Ich hole mein Futter immer bei der Futtermesse von besagtem Angelshop und somit ist das Futter im Sonderangebot. Ich hab für die Hausmarken 22€ für nen 20 Kilo Sack bezahlt, und das Futter ist wirklich gut. Ein 20 Kilo Sack Van de eyden kostet dort 28€. Wenn keine Messe ist, kostet das Futter auch nur 5€ mehr also die Preise sind echt in Ordnung.

mfg


----------



## Dunraven (2. Juni 2010)

*AW: günstige Quelle für "Mein Futter" v. Sensas?*

Wobei NB leider nur bestimmte Sorten in 20 Kg Säcken hat. Das sind recht wenige, die meisten anderen gibt es nur in 20x1 Kg und dann für um die 40 Euro das Paket.


----------



## eiderking52 (24. September 2011)

*AW: günstige Quelle für "Mein Futter" v. Sensas?*



kati48268 schrieb:


> Hi.
> 
> Ich bin ein Fan von der Kremkus-Futtermischung "mein Futter", vertrieben durch Sensas. Das riecht einfach richtig geil und ich fange damit auch gut.
> Allerdings ist der Apothekenpreis von 4€und für einen 900gr.-Beutel im Versandhandel so was von daneben #d, die spinnen, die Röm.. äh Sensasianer!
> ...


Versuch es doch einmal mit einem anderen guten Futter, wie z.B. CM Futter. Das bekommst du auch in 20 kg Säcken fur 42 €.Es ist wirklich gut. lG eiderking


----------



## Dunraven (24. September 2011)

*AW: günstige Quelle für "Mein Futter" v. Sensas?*

Ist halt eine Gewässerfrage.
Mein Kumpel hat sich letztes Jahr auf der Stippermesse CM Futter geholt und hat Anfang des Jahres die letzten Reste beim Angeln for fun verklappt. Der war überhaupt nicht davon angetan und meinte ihn hat es überhaupt nicht überzeugt. Dieses Jahr ist er wieder bei VdE Turbo für 20 Euro die 15 Kg vom Moritz Futterfest gelandet. 

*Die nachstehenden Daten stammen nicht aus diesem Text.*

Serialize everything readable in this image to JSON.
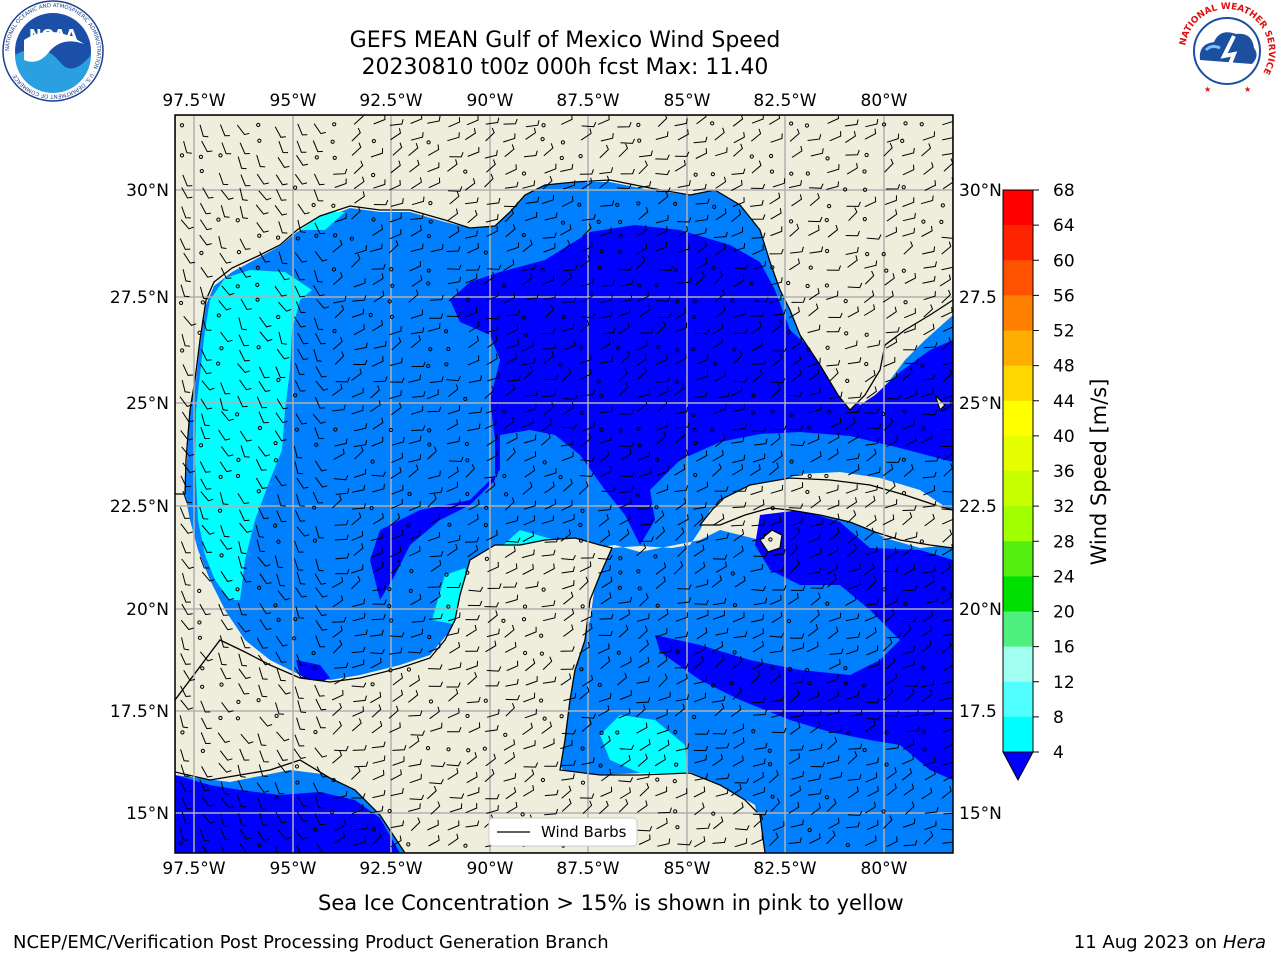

Also dran denken, nicht jedes Futter funktioniert in jedem Gewässer.


----------



## kati48268 (25. September 2011)

*AW: günstige Quelle für "Mein Futter" v. Sensas?*

Hallo Eiderking, danke für den Tipp |wavey: 
Mir ging es bei dieser schon älteren Frage speziell um das Sensas 'Mein Futter'. Leider kriegt man das wohl nicht zu einem akzeptablen Preis.

Es ist zwar eine olfaktorische Explosion und wird als 3fach streckbares Konzentrat verscherbelt, aber für so viel Kohle kann Sensas sich da hin stecken, wo die Sonne nicht hin scheint. #d


----------